About the client

We were recently approached by Vector Limited to produce a website promoting their Auckland based Safety in Schools programme in conjunction with the upcoming Walking with Dinosaurs – The Arena Spectacular show.  Vector had already commissioned a character called “Safe T. Rex” who would be the star of the site, reflecting both angles of the promotion.  This project immediately proved to be an exciting one when the brief  handed to Mogul included coming up with a number of concepts for games for the site.

Challenges & solutions

The site needed to provide some sort of fun activity for (mainly) primary school aged children as well as providing a number of methods for capturing user data to facilitate online competitions being run from the site.  While there are only 4 pages on the site, two of them needed to be highly interactive.

The home page

The home page had to be really eye-catching, simple and to-the point.  It also needed to include two separate forms for competitions – one for teachers and another for children and their parents.  Unfortunately from a design point of view these two requirements completely oppose one another!

To assist, we injected a bit of Javascript love via our favourite library, jQuery.  Both web forms are hidden until the user selects which competition they wish to enter, then the relevant form fades in to view.  Once the user submits either form, the data is checked using jQuery based field validation before the forms are both hidden again and three call to action buttons appear to get access to the rest of the site.

From a slightly more technical point of view, we’ve implemented the jQuery Ajax .load() method to pass the validated data from the forms to a mailing script which emails the entrants details directly to Vector.

The game

The Pièce de résistance – and certainly the most dev fun I’ve had in a long time – is the Dress Safe T. Rex in his safety gear game.  This is not the first time we’ve used  jQueryUI to assist with a website GUI, but it’s certainly the most obvious and outside-of-the-square implementation we’ve ever done!

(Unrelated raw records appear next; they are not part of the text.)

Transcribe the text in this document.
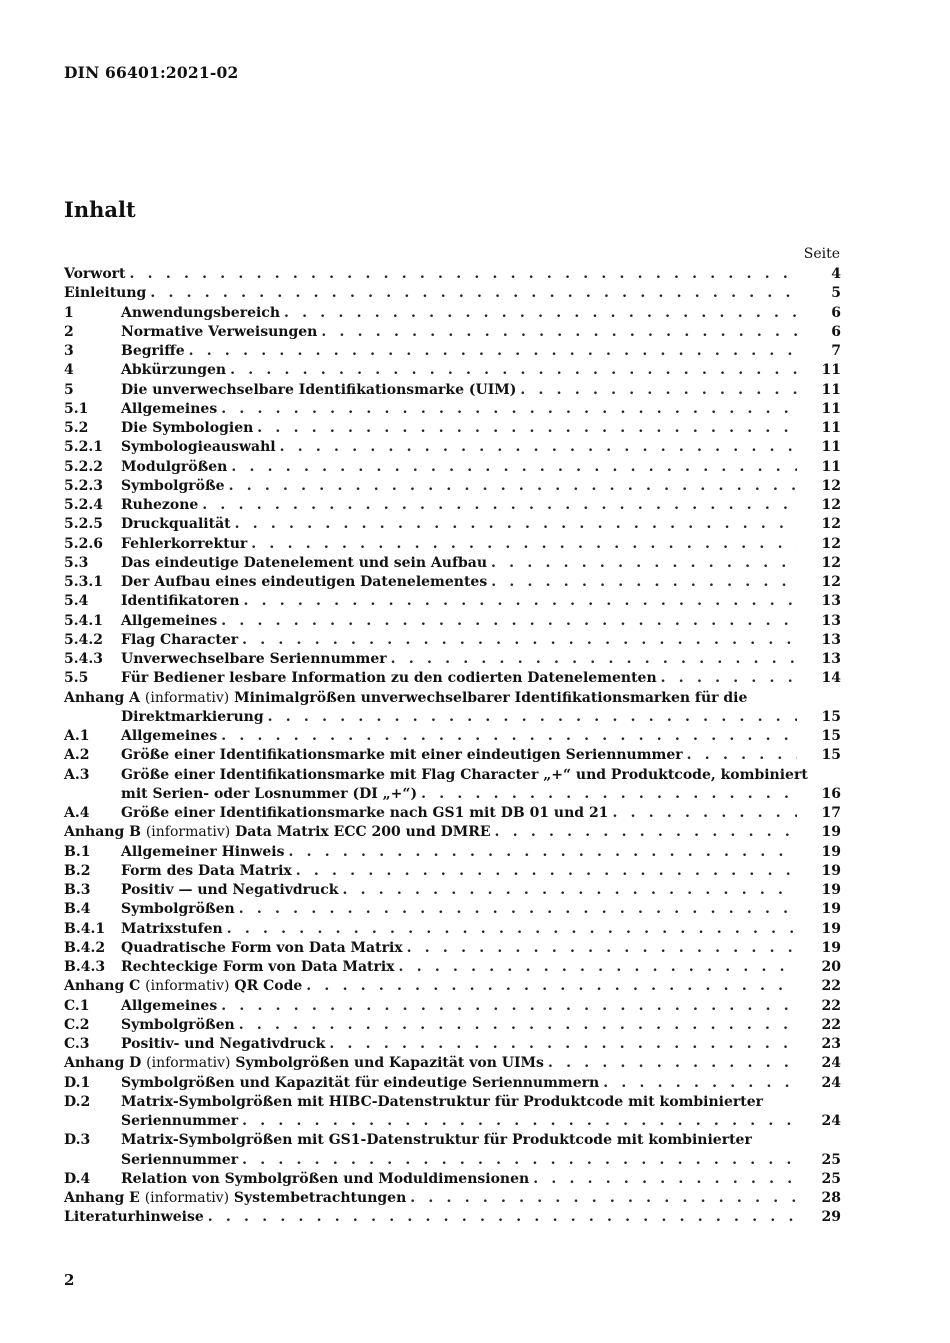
DIN 66401:2021-02
Inhalt
Seite
Vorwort . . .	4
Einleitung . . .	5
1	Anwendungsbereich . . .	6
2	Normative Verweisungen . . .	6
3	Begriffe . . .	7
4	Abkürzungen . . .	11
5	Die unverwechselbare Identifikationsmarke (UIM) . . .	11
5.1	Allgemeines . . .	11
5.2	Die Symbologien . . .	11
5.2.1	Symbologieauswahl . . .	11
5.2.2	Modulgrößen . . .	11
5.2.3	Symbolgröße . . .	12
5.2.4	Ruhezone . . .	12
5.2.5	Druckqualität . . .	12
5.2.6	Fehlerkorrektur . . .	12
5.3	Das eindeutige Datenelement und sein Aufbau . . .	12
5.3.1	Der Aufbau eines eindeutigen Datenelementes . . .	12
5.4	Identifikatoren . . .	13
5.4.1	Allgemeines . . .	13
5.4.2	Flag Character . . .	13
5.4.3	Unverwechselbare Seriennummer . . .	13
5.5	Für Bediener lesbare Information zu den codierten Datenelementen . . .	14
Anhang A (informativ) Minimalgrößen unverwechselbarer Identifikationsmarken für die
Direktmarkierung . . .	15
A.1	Allgemeines . . .	15
A.2	Größe einer Identifikationsmarke mit einer eindeutigen Seriennummer . . .	15
A.3	Größe einer Identifikationsmarke mit Flag Character „+“ und Produktcode, kombiniert
mit Serien- oder Losnummer (DI „+“) . . .	16
A.4	Größe einer Identifikationsmarke nach GS1 mit DB 01 und 21 . . .	17
Anhang B (informativ) Data Matrix ECC 200 und DMRE . . .	19
B.1	Allgemeiner Hinweis . . .	19
B.2	Form des Data Matrix . . .	19
B.3	Positiv — und Negativdruck . . .	19
B.4	Symbolgrößen . . .	19
B.4.1	Matrixstufen . . .	19
B.4.2	Quadratische Form von Data Matrix . . .	19
B.4.3	Rechteckige Form von Data Matrix . . .	20
Anhang C (informativ) QR Code . . .	22
C.1	Allgemeines . . .	22
C.2	Symbolgrößen . . .	22
C.3	Positiv- und Negativdruck . . .	23
Anhang D (informativ) Symbolgrößen und Kapazität von UIMs . . .	24
D.1	Symbolgrößen und Kapazität für eindeutige Seriennummern . . .	24
D.2	Matrix-Symbolgrößen mit HIBC-Datenstruktur für Produktcode mit kombinierter
Seriennummer . . .	24
D.3	Matrix-Symbolgrößen mit GS1-Datenstruktur für Produktcode mit kombinierter
Seriennummer . . .	25
D.4	Relation von Symbolgrößen und Moduldimensionen . . .	25
Anhang E (informativ) Systembetrachtungen . . .	28
Literaturhinweise . . .	29
2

We’ve used jQueryUI elements called draggables and droppables that allow elements of clothing to be dragged and locked into place on a dress-up dino.  As each correct item of clothing is placed on the character, a score card reflects the current correct number of items he’s wearing.  Should one of the more fun (ergo less safe) items be dropped on the dino, a nag message fades in for a few seconds, courtesy once again of jQuery.  Those users paying attention will also the notice the Safety Tips at the bottom of the page change for each successive correct placement.

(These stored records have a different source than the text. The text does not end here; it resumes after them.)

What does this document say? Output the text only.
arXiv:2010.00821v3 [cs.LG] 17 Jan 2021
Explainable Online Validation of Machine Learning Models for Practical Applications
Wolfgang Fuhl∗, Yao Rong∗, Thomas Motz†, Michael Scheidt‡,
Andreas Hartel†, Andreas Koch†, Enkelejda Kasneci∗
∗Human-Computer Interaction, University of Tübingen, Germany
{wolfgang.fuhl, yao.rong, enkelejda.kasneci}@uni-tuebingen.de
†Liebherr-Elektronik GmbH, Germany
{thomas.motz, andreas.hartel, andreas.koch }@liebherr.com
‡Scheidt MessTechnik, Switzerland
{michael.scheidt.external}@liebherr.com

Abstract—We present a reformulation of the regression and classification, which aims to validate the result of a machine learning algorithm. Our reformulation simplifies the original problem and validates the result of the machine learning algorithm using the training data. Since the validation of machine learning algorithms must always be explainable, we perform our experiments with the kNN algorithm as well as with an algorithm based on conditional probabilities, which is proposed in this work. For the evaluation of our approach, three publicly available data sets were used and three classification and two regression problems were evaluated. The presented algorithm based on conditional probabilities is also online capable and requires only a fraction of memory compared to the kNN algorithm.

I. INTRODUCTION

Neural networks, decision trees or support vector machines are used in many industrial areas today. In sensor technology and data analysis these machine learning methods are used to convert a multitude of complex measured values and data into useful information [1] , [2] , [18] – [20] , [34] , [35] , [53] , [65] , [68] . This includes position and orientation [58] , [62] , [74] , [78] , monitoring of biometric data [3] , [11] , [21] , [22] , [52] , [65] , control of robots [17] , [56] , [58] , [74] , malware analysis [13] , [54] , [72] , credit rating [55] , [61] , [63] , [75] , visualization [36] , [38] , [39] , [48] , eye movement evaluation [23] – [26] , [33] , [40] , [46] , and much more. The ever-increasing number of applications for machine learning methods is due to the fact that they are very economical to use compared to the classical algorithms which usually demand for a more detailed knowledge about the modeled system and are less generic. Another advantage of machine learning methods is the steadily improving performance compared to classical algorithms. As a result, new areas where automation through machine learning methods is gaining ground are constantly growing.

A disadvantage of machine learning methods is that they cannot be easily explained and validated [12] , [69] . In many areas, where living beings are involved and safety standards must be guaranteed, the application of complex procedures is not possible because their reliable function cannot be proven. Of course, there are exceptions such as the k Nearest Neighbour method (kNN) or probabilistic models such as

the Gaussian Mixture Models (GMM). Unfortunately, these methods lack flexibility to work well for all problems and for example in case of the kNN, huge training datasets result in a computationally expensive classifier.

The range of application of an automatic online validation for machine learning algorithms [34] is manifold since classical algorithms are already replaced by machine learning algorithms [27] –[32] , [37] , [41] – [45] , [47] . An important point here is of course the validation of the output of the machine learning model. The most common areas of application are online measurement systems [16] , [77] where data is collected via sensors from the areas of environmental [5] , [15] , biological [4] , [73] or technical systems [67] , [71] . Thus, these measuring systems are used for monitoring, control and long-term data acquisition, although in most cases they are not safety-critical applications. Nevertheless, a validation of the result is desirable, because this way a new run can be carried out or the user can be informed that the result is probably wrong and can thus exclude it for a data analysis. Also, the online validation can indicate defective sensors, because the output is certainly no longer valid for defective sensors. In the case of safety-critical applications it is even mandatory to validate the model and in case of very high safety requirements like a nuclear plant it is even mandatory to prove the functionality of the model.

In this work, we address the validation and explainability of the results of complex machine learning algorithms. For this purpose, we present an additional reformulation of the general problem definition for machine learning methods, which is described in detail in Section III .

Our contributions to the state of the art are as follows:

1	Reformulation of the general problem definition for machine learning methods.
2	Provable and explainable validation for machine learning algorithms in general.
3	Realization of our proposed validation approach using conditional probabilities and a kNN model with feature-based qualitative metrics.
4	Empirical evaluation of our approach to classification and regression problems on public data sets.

Once Safe T. Rex is dressed and “Safe from the dangers of electricity”, the user is presented with a form to enter the draw to win a double pass to the show.  This form created it’s own set of issues from a CSS point of view. In an effort to keep pushing the boundaries, the fields use alpha transparency utilising CSS3 based RGBA background colour declaration. Due to a known issue, our flat fallback background colour was ignored by IE7, meaning the fields turned white… with white text.  It took quite some time (and a few screenshots from the client) to see where the issue was.  Submitting the form fires off another jQuery .load() action which writes the data to a CSV file for later use.

Result

This jQuery intensive site has enabled us to provide all of the functionality required by the client and to make it fun for children (at least according to our test users, the Miller and Faulknor-Murrell children).  Perhaps more critical from a development point of view, it’s allowed us to keep to the four original pages without having to worry about generating potentially out-of-context  success landing pages.

It’s certainly been a really fun project to work on.  Any opportunity I get to flex my interactive UI-building muscles is good by me, and I’m certainly looking forward to more development and creative challenges for Mogul in the future.